Pumping Oxygen In A Lake To Try To Save Fish Facing Climate Change
PHOTO: Mohammed Bawazeer and Ian Riley carry a battery that will power the aeration system on Upper Klamath Lake for 32 hours, even if the sun isn’t shining. CREDIT: Jes Burns/OPB
You’d never suspect it on a whisper-still morning, with the mountains and marsh reflecting off the water, but Upper Klamath Lake in southern Oregon is a tough place to be a fish.
The shortnose and Lost River suckers provide a case in point. The two species of fish, which look like a big-lipped cross between a carp and cod, used to be common in this lake. For millennia, they were an important traditional food source for the local tribes. The federal government considers them endangered species.
There’s a population of long-lived adult suckers hanging on and continuing to reproduce, but virtually none of their offspring are surviving for longer than a year.
“The juvenile sucker, they’re dying off. They’re not recruiting new adults,” says Mason Terry, a renewable energy professor at the Oregon Institute of Technology in Klamath Falls.
Poor water quality — exacerbated by the warming climate — is considered a significant cause of the sucker death. One key problem for the Upper Klamath is a low dissolved oxygen issue called hypoxia.
Fish breathe oxygen out of the water, and the oxygen levels here can drop extremely low, especially in late summer. That coincides with the time juvenile suckers appear to just vanish from the lake.
When Terry learned that low oxygen levels were one of the suspected reasons the endangered suckers aren’t surviving into adulthood, he had an idea.
“I thought, Why don’t we do what they do in fish ponds or in your aquarium? Why don’t we just try and bubble some air down in there and see what happens?” he says. “See if there’s just a little boost to affect this one factor that might be a cause of their mortality.”
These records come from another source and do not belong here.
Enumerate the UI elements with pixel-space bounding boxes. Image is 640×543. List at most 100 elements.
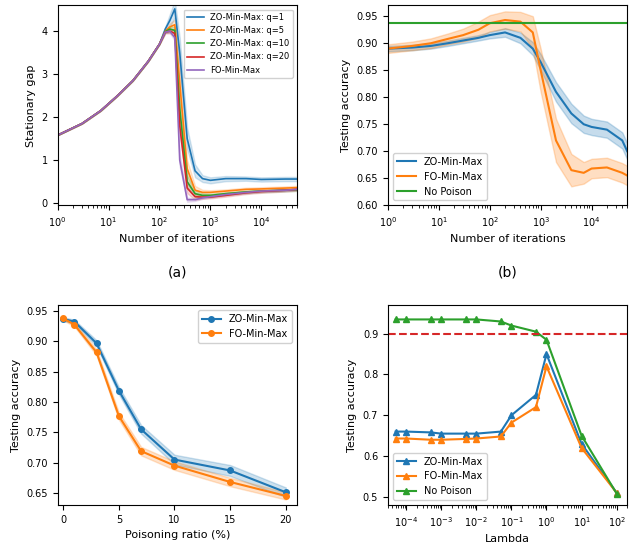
ZO-Min-Max bbox=[438, 431, 445, 437]
ZO-Min-Max bbox=[93, 340, 100, 346]
FO-Min-Max bbox=[460, 32, 467, 39]
ZO-Min-Max bbox=[543, 351, 550, 357]
ZO-Min-Max: q=20: (5e+03, 0.24): q=20: (5e+03, 0.24) bbox=[242, 190, 250, 196]
ZO-Min-Max bbox=[537, 59, 545, 65]
ZO-Min-Max: q=20: (3e+04, 0.3): q=20: (3e+04, 0.3) bbox=[282, 187, 289, 193]
No Poison bbox=[543, 337, 550, 343]
ZO-Min-Max bbox=[568, 110, 575, 117]
FO-Min-Max bbox=[537, 67, 545, 73]
X-axis label: Lambda: Lambda bbox=[485, 534, 530, 543]
Line: ZO-Min-Max: q=10: ZO-Min-Max: q=10 bbox=[58, 29, 297, 195]
FO-Min-Max bbox=[97, 108, 104, 114]
ZO-Min-Max: q=20: (350, 0.35): q=20: (350, 0.35) bbox=[183, 185, 191, 191]
ZO-Min-Max: q=5: (7, 2.15): q=5: (7, 2.15) bbox=[97, 108, 104, 114]
ZO-Min-Max bbox=[472, 431, 480, 437]
No Poison bbox=[392, 316, 399, 323]
ZO-Min-Max: q=10: (60, 3.3): q=10: (60, 3.3) bbox=[145, 58, 152, 65]
ZO-Min-Max bbox=[227, 467, 234, 473]
ZO-Min-Max: q=1: (500, 0.75): q=1: (500, 0.75) bbox=[191, 168, 199, 174]
ZO-Min-Max: q=5: (5e+03, 0.32): q=5: (5e+03, 0.32) bbox=[242, 186, 250, 193]
ZO-Min-Max: q=10: (3, 1.85): q=10: (3, 1.85) bbox=[78, 121, 86, 127]
No Poison bbox=[508, 323, 515, 329]
ZO-Min-Max: q=20: (2e+03, 0.18): q=20: (2e+03, 0.18) bbox=[222, 192, 230, 199]
ZO-Min-Max bbox=[60, 316, 67, 323]
ZO-Min-Max bbox=[552, 89, 560, 95]
Legend: ZO-Min-Max, FO-Min-Max, No Poison: ZO-Min-Max, FO-Min-Max, No Poison bbox=[393, 153, 487, 200]
No Poison bbox=[427, 316, 435, 323]
FO-Min-Max bbox=[408, 43, 416, 49]
ZO-Min-Max: q=20: (200, 3.95): q=20: (200, 3.95) bbox=[171, 30, 179, 36]
FO-Min-Max bbox=[462, 435, 470, 442]
ZO-Min-Max bbox=[501, 29, 509, 36]
ZO-Min-Max: q=10: (15, 2.5): q=10: (15, 2.5) bbox=[114, 92, 122, 99]
ZO-Min-Max: q=10: (3e+04, 0.3): q=10: (3e+04, 0.3) bbox=[282, 187, 289, 193]
ZO-Min-Max bbox=[384, 46, 392, 52]
ZO-Min-Max: q=5: (30, 2.85): q=5: (30, 2.85) bbox=[129, 77, 137, 84]
ZO-Min-Max: q=5: (2e+03, 0.28): q=5: (2e+03, 0.28) bbox=[222, 188, 230, 194]
Line: ZO-Min-Max: q=20: ZO-Min-Max: q=20 bbox=[58, 31, 297, 197]
ZO-Min-Max: q=1: (1, 1.58): q=1: (1, 1.58) bbox=[54, 132, 61, 138]
FO-Min-Max bbox=[532, 404, 540, 411]
ZO-Min-Max bbox=[618, 137, 626, 144]
FO-Min-Max bbox=[282, 493, 290, 499]
FO-Min-Max bbox=[191, 197, 199, 203]
FO-Min-Max bbox=[529, 29, 536, 36]
Line: ZO-Min-Max: ZO-Min-Max bbox=[393, 351, 620, 496]
ZO-Min-Max bbox=[532, 392, 540, 398]
FO-Min-Max bbox=[115, 413, 123, 419]
No Poison bbox=[462, 316, 470, 323]
ZO-Min-Max bbox=[580, 121, 588, 128]
ZO-Min-Max: q=20: (3, 1.85): q=20: (3, 1.85) bbox=[78, 121, 86, 127]
ZO-Min-Max: q=1: (60, 3.3): q=1: (60, 3.3) bbox=[145, 58, 152, 65]
ZO-Min-Max bbox=[444, 40, 452, 47]
FO-Min-Max bbox=[444, 36, 452, 42]
ZO-Min-Max bbox=[427, 429, 435, 435]
Line: ZO-Min-Max: q=1: ZO-Min-Max: q=1 bbox=[58, 9, 297, 180]
Text: (a): (a) bbox=[168, 265, 187, 279]
ZO-Min-Max: q=20: (15, 2.5): q=20: (15, 2.5) bbox=[114, 92, 122, 99]
ZO-Min-Max: q=20: (1e+03, 0.14): q=20: (1e+03, 0.14) bbox=[207, 194, 214, 200]
FO-Min-Max bbox=[156, 41, 163, 47]
ZO-Min-Max bbox=[508, 412, 515, 419]
FO-Min-Max bbox=[588, 165, 595, 172]
No Poison bbox=[472, 316, 480, 323]
FO-Min-Max bbox=[392, 435, 399, 442]
Legend: ZO-Min-Max: q=1, ZO-Min-Max: q=5, ZO-Min-Max: q=10, ZO-Min-Max: q=20, FO-Min-Max: ZO-Min-Max: q=1, ZO-Min-Max: q=5, ZO-Min… bbox=[184, 10, 292, 78]
ZO-Min-Max: q=10: (200, 4.02): q=10: (200, 4.02) bbox=[171, 27, 179, 34]
ZO-Min-Max bbox=[137, 426, 145, 433]
Legend: ZO-Min-Max, FO-Min-Max, No Poison: ZO-Min-Max, FO-Min-Max, No Poison bbox=[393, 453, 487, 500]
FO-Min-Max bbox=[580, 169, 588, 176]
ZO-Min-Max: q=5: (200, 4.15): q=5: (200, 4.15) bbox=[171, 22, 179, 28]
FO-Min-Max bbox=[427, 437, 435, 443]
ZO-Min-Max: q=5: (250, 2.8): q=5: (250, 2.8) bbox=[176, 79, 184, 86]
FO-Min-Max bbox=[207, 193, 214, 200]
ZO-Min-Max: q=20: (1e+04, 0.27): q=20: (1e+04, 0.27) bbox=[257, 188, 265, 195]
ZO-Min-Max: q=5: (1, 1.58): q=5: (1, 1.58) bbox=[54, 132, 61, 138]
ZO-Min-Max: q=1: (3, 1.85): q=1: (3, 1.85) bbox=[78, 121, 86, 127]
ZO-Min-Max: q=1: (1e+03, 0.53): q=1: (1e+03, 0.53) bbox=[207, 177, 214, 184]
Line: ZO-Min-Max: ZO-Min-Max bbox=[388, 33, 627, 151]
ZO-Min-Max: q=20: (60, 3.3): q=20: (60, 3.3) bbox=[145, 58, 152, 65]
FO-Min-Max bbox=[171, 463, 179, 469]
ZO-Min-Max: q=20: (30, 2.85): q=20: (30, 2.85) bbox=[129, 77, 137, 84]
FO-Min-Max bbox=[227, 479, 234, 485]
No Poison bbox=[613, 490, 621, 497]
ZO-Min-Max: q=10: (500, 0.22): q=10: (500, 0.22) bbox=[191, 191, 199, 197]
Line: FO-Min-Max: FO-Min-Max bbox=[388, 20, 627, 175]
Line: FO-Min-Max: FO-Min-Max bbox=[393, 364, 620, 496]
ZO-Min-Max: q=5: (1e+03, 0.25): q=5: (1e+03, 0.25) bbox=[207, 189, 214, 195]
ZO-Min-Max: q=10: (160, 4.05): q=10: (160, 4.05) bbox=[166, 26, 173, 33]
FO-Min-Max bbox=[516, 18, 524, 25]
ZO-Min-Max bbox=[427, 43, 435, 49]
ZO-Min-Max: q=5: (130, 4): q=5: (130, 4) bbox=[161, 28, 169, 34]
No Poison bbox=[403, 316, 410, 323]
ZO-Min-Max: q=10: (2e+03, 0.22): q=10: (2e+03, 0.22) bbox=[222, 191, 230, 197]
ZO-Min-Max bbox=[603, 127, 611, 133]
ZO-Min-Max: q=5: (100, 3.7): q=5: (100, 3.7) bbox=[156, 41, 163, 47]
ZO-Min-Max: q=5: (3e+04, 0.35): q=5: (3e+04, 0.35) bbox=[282, 185, 289, 191]
FO-Min-Max bbox=[93, 349, 100, 356]
ZO-Min-Max bbox=[623, 148, 631, 155]
ZO-Min-Max bbox=[70, 318, 78, 325]
Line: No Poison: No Poison bbox=[393, 317, 620, 496]
FO-Min-Max bbox=[486, 20, 493, 27]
Like a giant aquarium bubbler
Terry’s renewable energy students at OIT drag a floating solar panel raft — about as large as a single-car garage — out of the lake and onto the Rocky Point boat landing on the northwest side of the large, shallow lake.
This is the final assembly site for a solar-powered aeration system designed by Terry.
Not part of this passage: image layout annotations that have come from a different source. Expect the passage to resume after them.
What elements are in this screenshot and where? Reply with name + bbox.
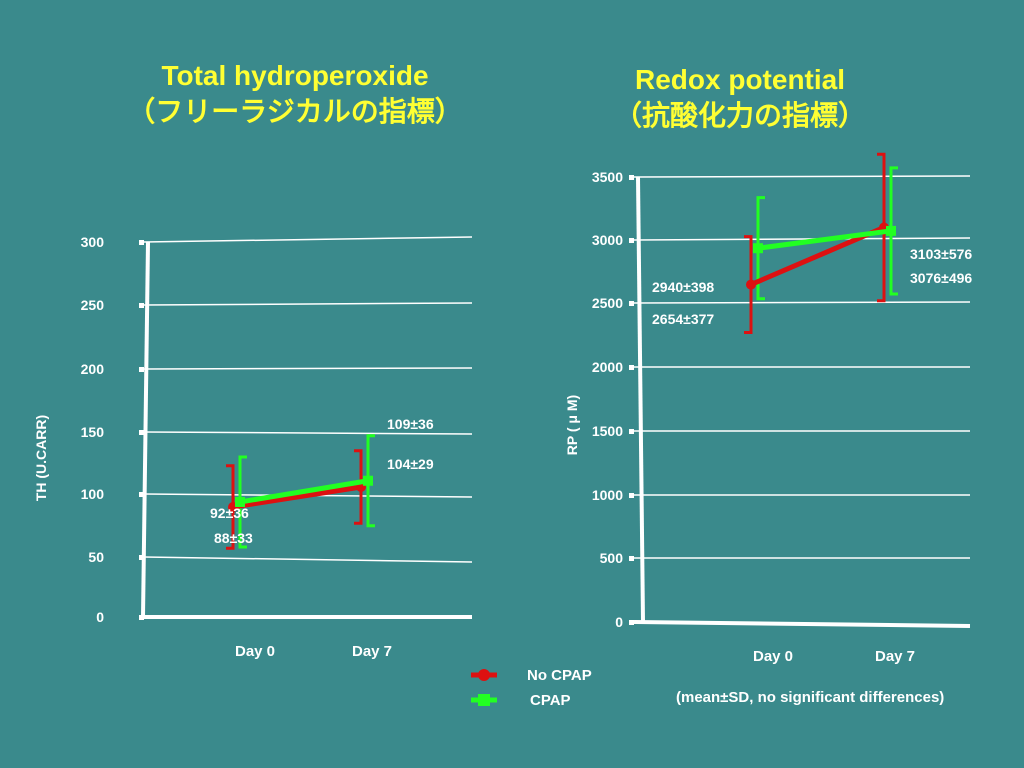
gridline xyxy=(633,237,971,241)
tick-mark xyxy=(629,365,634,370)
gridline xyxy=(143,302,473,306)
gridline xyxy=(143,431,473,435)
y-tick-label: 2000 xyxy=(592,359,623,375)
x-category-label: Day 7 xyxy=(352,643,392,660)
y-axis-line xyxy=(636,176,645,623)
series-line-cpap xyxy=(757,228,892,251)
tick-mark xyxy=(629,429,634,434)
gridline xyxy=(143,556,473,563)
data-label: 3076±496 xyxy=(910,270,972,286)
gridline xyxy=(633,175,971,178)
chart2-subtitle: （抗酸化力の指標） xyxy=(613,100,866,131)
data-label: 3103±576 xyxy=(910,246,972,262)
data-point-cpap xyxy=(363,475,373,486)
chart-total-hydroperoxide: 0 50 100 150 200 250 300 TH (U.CARR) Day 0 Day 7 8… xyxy=(33,234,473,660)
y-tick-label: 3500 xyxy=(592,169,623,185)
data-label: 109±36 xyxy=(387,416,434,432)
y-tick-label: 50 xyxy=(88,549,104,565)
chart1-subtitle: （フリーラジカルの指標） xyxy=(127,96,463,127)
x-category-label: Day 0 xyxy=(753,648,793,665)
y-axis-label: TH (U.CARR) xyxy=(33,415,49,501)
data-point-no-cpap xyxy=(746,279,756,290)
gridline xyxy=(633,301,971,304)
chart2-title-line1: Redox potential xyxy=(634,64,845,95)
y-tick-label: 0 xyxy=(615,614,623,630)
chart2-title: Redox potential （抗酸化力の指標） xyxy=(540,62,940,134)
y-tick-label: 250 xyxy=(81,297,105,313)
x-category-label: Day 7 xyxy=(875,648,915,665)
legend-label: CPAP xyxy=(530,692,571,709)
data-point-cpap xyxy=(753,243,763,254)
tick-mark xyxy=(139,492,144,497)
y-axis-label: RP ( μ M) xyxy=(564,395,580,455)
chart-redox-potential: 0 500 1000 1500 2000 2500 3000 3500 RP ( μ M) Day… xyxy=(564,152,972,665)
data-label: 88±33 xyxy=(214,530,253,546)
legend-label: No CPAP xyxy=(527,667,592,684)
tick-mark xyxy=(629,175,634,180)
y-tick-label: 2500 xyxy=(592,295,623,311)
y-tick-label: 3000 xyxy=(592,232,623,248)
data-point-cpap xyxy=(235,497,245,507)
y-tick-label: 500 xyxy=(600,550,624,566)
y-tick-label: 150 xyxy=(81,424,105,440)
y-tick-label: 1500 xyxy=(592,423,623,439)
gridline xyxy=(143,367,473,370)
x-axis-line xyxy=(633,620,971,628)
data-label: 2940±398 xyxy=(652,279,714,295)
legend-marker-cpap xyxy=(478,694,490,706)
chart1-title: Total hydroperoxide （フリーラジカルの指標） xyxy=(90,58,500,130)
tick-mark xyxy=(139,430,144,435)
y-tick-label: 200 xyxy=(81,361,105,377)
data-label: 104±29 xyxy=(387,456,434,472)
tick-mark xyxy=(139,367,144,372)
tick-mark xyxy=(139,615,144,620)
y-axis-line xyxy=(141,241,150,618)
data-label: 2654±377 xyxy=(652,311,714,327)
series-line-no-cpap xyxy=(232,484,362,510)
tick-mark xyxy=(139,303,144,308)
data-label: 92±36 xyxy=(210,505,249,521)
legend: No CPAP CPAP xyxy=(471,667,592,709)
tick-mark xyxy=(139,555,144,560)
tick-mark xyxy=(629,556,634,561)
tick-mark xyxy=(629,620,634,625)
y-tick-label: 100 xyxy=(81,486,105,502)
legend-marker-no-cpap xyxy=(478,669,490,681)
tick-mark xyxy=(139,240,144,245)
footnote: (mean±SD, no significant differences) xyxy=(676,689,945,706)
tick-mark xyxy=(629,238,634,243)
data-point-cpap xyxy=(886,225,896,236)
x-category-label: Day 0 xyxy=(235,643,275,660)
y-tick-label: 0 xyxy=(96,609,104,625)
gridline xyxy=(143,236,473,243)
series-line-cpap xyxy=(239,478,369,505)
tick-mark xyxy=(629,301,634,306)
chart1-title-line1: Total hydroperoxide xyxy=(161,60,429,91)
tick-mark xyxy=(629,493,634,498)
y-tick-label: 300 xyxy=(81,234,105,250)
y-tick-label: 1000 xyxy=(592,487,623,503)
Ian Riley and classmate Mohammed Bawazeer walk it over to a plastic dry box that protects all the electrical components of the system from the elements.
Four 310-watt panels run two compressors that would push air — with all the oxygen it contains — down into the lake. Any power left over would go to charge the batteries, which are designed to power the compressors for 32 hours without sun.
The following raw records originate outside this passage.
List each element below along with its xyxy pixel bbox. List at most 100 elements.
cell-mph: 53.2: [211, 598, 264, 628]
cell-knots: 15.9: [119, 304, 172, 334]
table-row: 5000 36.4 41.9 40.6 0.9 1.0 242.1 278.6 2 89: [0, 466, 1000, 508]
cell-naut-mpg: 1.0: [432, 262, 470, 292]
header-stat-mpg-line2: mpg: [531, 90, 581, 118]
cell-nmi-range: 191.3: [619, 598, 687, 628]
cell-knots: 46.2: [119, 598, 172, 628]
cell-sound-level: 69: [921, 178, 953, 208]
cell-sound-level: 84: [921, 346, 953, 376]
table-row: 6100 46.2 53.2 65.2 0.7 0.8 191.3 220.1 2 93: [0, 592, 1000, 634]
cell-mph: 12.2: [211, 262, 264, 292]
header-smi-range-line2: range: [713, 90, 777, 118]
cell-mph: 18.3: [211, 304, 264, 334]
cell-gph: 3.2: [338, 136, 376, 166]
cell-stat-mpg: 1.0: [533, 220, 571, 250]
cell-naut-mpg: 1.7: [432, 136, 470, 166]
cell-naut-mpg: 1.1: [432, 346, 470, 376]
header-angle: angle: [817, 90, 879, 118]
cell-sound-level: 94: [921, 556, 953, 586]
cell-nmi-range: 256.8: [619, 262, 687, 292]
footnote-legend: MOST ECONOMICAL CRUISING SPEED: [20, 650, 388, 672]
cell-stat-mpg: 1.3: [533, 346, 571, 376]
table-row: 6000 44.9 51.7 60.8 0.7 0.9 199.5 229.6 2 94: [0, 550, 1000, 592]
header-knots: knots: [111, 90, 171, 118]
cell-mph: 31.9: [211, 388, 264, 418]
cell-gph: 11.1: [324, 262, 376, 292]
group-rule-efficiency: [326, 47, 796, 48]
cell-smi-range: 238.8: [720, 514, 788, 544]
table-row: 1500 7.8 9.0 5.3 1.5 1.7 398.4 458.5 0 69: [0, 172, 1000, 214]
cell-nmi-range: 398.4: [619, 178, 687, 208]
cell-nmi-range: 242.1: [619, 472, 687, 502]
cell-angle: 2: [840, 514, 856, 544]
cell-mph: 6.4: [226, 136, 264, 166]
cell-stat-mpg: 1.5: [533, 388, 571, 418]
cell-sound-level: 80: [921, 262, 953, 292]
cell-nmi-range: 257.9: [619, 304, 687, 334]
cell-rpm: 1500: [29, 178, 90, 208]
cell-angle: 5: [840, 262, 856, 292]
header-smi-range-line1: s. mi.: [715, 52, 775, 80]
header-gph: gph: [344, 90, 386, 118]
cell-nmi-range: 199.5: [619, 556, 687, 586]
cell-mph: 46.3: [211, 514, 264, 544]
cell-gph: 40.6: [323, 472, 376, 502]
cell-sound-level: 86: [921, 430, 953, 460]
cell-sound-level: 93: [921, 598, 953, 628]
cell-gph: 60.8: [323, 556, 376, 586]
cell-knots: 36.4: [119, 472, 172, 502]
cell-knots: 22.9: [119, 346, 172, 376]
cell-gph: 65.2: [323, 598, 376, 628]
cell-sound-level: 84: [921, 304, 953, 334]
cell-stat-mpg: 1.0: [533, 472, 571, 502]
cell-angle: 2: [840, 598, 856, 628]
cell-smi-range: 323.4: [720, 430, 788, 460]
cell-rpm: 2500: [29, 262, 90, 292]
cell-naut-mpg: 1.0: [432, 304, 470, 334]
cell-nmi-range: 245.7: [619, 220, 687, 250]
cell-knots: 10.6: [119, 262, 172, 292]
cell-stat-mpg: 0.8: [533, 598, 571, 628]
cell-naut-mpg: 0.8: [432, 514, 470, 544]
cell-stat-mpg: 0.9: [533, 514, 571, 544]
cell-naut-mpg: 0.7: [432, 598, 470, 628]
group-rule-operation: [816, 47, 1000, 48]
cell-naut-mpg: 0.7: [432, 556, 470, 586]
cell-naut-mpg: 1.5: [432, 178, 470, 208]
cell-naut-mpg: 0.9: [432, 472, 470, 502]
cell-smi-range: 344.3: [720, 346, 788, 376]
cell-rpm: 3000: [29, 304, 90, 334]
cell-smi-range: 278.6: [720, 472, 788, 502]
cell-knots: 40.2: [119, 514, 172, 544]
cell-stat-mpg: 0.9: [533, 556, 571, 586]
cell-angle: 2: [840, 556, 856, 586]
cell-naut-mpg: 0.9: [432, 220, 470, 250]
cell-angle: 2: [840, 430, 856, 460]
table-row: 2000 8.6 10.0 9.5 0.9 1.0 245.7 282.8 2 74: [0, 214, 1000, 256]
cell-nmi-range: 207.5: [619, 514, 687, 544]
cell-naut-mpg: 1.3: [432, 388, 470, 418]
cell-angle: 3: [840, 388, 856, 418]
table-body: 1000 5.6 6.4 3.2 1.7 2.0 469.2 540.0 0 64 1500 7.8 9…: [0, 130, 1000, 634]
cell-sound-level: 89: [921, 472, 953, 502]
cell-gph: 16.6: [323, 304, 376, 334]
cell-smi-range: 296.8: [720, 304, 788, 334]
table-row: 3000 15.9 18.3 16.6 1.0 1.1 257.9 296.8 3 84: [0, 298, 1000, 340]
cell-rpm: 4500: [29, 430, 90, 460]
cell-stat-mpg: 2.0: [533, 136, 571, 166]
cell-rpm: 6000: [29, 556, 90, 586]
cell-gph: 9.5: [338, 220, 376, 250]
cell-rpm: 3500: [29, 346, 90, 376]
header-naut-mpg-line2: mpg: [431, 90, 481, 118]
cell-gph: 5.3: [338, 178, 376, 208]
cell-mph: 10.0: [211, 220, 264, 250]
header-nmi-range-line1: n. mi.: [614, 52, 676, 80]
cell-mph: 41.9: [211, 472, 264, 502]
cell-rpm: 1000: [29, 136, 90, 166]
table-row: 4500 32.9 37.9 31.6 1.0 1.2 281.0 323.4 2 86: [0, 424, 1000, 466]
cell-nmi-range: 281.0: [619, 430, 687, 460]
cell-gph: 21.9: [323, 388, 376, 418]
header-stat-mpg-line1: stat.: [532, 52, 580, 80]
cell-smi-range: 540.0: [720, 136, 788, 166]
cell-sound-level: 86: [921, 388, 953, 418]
Jennifer Berdyugin is coordinating the project, and checks that all the components are hooked up.
“All that’s left to do is turn on the pump and then make sure that it’s bubbling the water,” she says. “So, really, the telltale will be, ‘Are there bubbles or not?'”
The renewable energy students drag the solar raft back into the lake, and with the push of a button the compressor came to life. The air hose turns into an underwater sparkler as air is pushed through thousands of tiny holes.
“Bubble, bubble!” Riley calls across the noise as another student claps in celebration.
The team has assembled two rafts that are currently anchored at a site on the lake where juvenile suckers have been found to gather.
“It’s a way to provide an area for the suckers to get out of the bad water quality and at least have somewhere to hide until things get better,” says U.S. Fish and Wildlife biologist Josh Rasmussen, who works on sucker conservation in the Klamath Basin.
Aerated future
The chemistry of lakes worldwide has been altered by human development and agriculture. Ken Ashley, a lake aeration specialist at the British Columbia Institute of Technology, says the problems are only going to get worse with climate change.
“As the climate gets warmer and lakes are stratified longer, then the effects of the low oxygen are going to get magnified and there’s going to be more algal problems, and more fish kills, and more taste and odor problems,” he says. “And there’ll be more demand to do something about it.”
When the temperature of water on the surface rises, it prevents oxygen from getting to lake bottoms. Aeration can be a solution.
“It’s a growth industry, unfortunately,” he says.
One challenge at Upper Klamath Lake is that it’s really big, the largest freshwater lake in Oregon. A pinpoint or two of aeration floating in a hundred-square-mile lake won’t be the ultimate answer. But it could help conditions immediately around the rafts.
OIT’s Terry says preliminary measures show oxygen levels in the vicinity of the rafts have improved. The Klamath Tribes are monitoring the systems. And next year, Terry will use the information they collect to tweak and launch two more solar aeration systems.
But the success of this project won’t ultimately be known until the next fish counts reveal whether any Upper Klamath Lake suckers survive past their first birthday.